Math 305 \hfill Homework Set 8  \hfill Spring 2017

\begin{center}Due Monday March 13 \end{center}

{\bf I.} For each differential equation below, find the general 
solution. 


\begin{enumerate}
\item $xy' + 2y + 3x = 0$

\item $4y'' + 17 y' + 4y = \sin t$

\item $y'' + 9y = 9 \sec^2(3t)$, $-\pi/6 < t < \pi/6$

\item $(e^x + 1)y' = y(1-e^x)$

\item  $\frac{d^2H}{d\theta^2} + \frac{dH}{d\theta} - 2H = \theta e^\theta$

\item $w'' + 9w = 9t - \cos 3t$

\item $3y''' - 2y'' +15 y' - 10 y = 0$

\item $y'''' - y = 0$

\item $y''' - y'' - 2y' = t^2 + t$
\end{enumerate}

{\bf II.}
\begin{enumerate}
\item Show that $y_1(t) = \tan t$ is a solution to $y'' - (2 \sec^2 t)y = 0$. Find a second solution $y_2(t)$ that is linearly independent from $y_1(t)$.

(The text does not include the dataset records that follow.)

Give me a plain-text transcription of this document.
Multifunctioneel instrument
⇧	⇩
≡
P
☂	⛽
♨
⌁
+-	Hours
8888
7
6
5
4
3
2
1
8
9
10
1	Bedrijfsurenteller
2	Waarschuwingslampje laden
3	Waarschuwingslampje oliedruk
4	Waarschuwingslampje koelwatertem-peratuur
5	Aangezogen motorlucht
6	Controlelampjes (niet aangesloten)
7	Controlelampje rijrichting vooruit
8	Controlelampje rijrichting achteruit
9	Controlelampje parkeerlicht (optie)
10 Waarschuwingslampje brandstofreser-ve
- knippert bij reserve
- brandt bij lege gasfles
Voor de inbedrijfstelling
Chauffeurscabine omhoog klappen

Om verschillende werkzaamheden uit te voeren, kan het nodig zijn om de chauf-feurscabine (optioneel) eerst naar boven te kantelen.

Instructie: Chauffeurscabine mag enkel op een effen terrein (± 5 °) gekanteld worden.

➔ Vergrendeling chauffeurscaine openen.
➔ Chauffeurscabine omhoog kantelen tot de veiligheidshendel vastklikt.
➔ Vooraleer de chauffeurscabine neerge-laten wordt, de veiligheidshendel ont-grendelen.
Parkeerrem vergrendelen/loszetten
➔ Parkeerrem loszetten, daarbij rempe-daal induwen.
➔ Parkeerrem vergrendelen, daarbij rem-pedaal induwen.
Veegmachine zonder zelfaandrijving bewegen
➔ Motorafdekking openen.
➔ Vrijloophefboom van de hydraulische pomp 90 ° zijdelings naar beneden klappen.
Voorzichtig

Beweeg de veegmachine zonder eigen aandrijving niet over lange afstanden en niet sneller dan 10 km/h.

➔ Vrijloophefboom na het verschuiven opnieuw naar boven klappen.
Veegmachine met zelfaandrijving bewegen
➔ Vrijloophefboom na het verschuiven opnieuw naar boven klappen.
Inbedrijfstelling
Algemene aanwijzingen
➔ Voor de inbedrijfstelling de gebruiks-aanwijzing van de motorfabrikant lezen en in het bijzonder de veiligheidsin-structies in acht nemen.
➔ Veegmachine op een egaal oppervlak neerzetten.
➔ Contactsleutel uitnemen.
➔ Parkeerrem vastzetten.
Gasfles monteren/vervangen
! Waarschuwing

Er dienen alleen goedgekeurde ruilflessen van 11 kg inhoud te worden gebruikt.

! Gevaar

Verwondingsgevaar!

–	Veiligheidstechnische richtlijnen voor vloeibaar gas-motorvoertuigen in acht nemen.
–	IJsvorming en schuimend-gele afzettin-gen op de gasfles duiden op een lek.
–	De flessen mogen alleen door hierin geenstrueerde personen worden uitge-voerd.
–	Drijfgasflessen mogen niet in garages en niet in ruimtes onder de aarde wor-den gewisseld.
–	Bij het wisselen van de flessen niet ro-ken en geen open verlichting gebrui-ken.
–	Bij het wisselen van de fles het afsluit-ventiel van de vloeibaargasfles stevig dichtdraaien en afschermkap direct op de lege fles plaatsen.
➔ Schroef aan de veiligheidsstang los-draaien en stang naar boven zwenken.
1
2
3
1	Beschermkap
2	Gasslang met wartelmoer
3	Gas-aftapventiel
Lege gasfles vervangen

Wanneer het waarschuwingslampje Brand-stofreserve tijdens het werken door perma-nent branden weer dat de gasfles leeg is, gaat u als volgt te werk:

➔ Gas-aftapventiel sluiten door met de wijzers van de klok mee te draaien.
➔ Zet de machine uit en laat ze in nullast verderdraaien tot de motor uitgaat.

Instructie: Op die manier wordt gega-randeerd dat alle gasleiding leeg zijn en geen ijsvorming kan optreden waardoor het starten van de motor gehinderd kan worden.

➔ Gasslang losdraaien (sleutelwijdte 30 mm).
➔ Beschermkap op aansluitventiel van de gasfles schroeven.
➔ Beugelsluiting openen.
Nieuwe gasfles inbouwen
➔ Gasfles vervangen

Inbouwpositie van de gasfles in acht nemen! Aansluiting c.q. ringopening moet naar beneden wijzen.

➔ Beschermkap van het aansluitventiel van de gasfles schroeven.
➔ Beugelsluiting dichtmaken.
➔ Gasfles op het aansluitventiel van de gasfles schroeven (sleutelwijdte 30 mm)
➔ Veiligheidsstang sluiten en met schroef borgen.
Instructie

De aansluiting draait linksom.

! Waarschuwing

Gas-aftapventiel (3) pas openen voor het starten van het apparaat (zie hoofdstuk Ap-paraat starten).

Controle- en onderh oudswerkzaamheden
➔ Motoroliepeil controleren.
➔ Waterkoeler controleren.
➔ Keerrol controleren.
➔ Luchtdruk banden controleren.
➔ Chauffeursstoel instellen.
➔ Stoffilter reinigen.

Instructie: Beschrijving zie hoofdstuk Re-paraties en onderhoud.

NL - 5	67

\item Let $g(t) = \left\{ \begin{array}{ccc}
0 & \mbox{for} & t<0 \\
1  & \mbox{for} & 0 \leq t < 5 \\
0 & \mbox{for} & t\geq 5
\end{array}\right.$

\vspace{.25in}

\noindent Let $h(t) = \left\{ \begin{array}{ccc}
0 & \mbox{for} & t<0 \\
1  & \mbox{for} & 0 \leq t < 4 \\
0 & \mbox{for} & t\geq 4
\end{array}\right.$

\vspace{.25in}

\noindent (a) Find a differentiable solution to $y'' + \pi^2y = g(t)$, $y(0)=y'(0)=0$, then graph it over $t \in [0,10]$

\vspace{.25in}

\noindent(b) Find a differentiable solution to $y'' + \pi^2y = h(t)$, $y(0)=y'(0)=0$, then graph it over $t \in [0,10]$

\vspace{.25in}



\item  Find the general solution to $y'' + 3y' + 2y = \cos^2 t$. Although this is not covered
by the method of undetermined coefficients given in your textbook, try
$y_p = A \cos^2 t + B \sin t \cos t + C \sin^2 t$, and see what 
happens!


\item Let $\epsilon(n) = \left\{ \begin{array}{rcl}
1 & \mbox{for} & n = 0,1,4,5,8,9,...\\
-1 & \mbox{for} & n=2,3,6,7,10,11,... \end{array} \right.$

\vspace{.25in}

\noindent Let $f(x) = \sum_{n=0}^\infty \epsilon(n) \frac{x^n}{n!} $.

\vspace{.25in}

\noindent Show by direct substitution that $y=f(x)$ solves the initial value problem $y'' + y = 0$, $y(0)=y'(0)=1$.

\end{enumerate}




\end{document}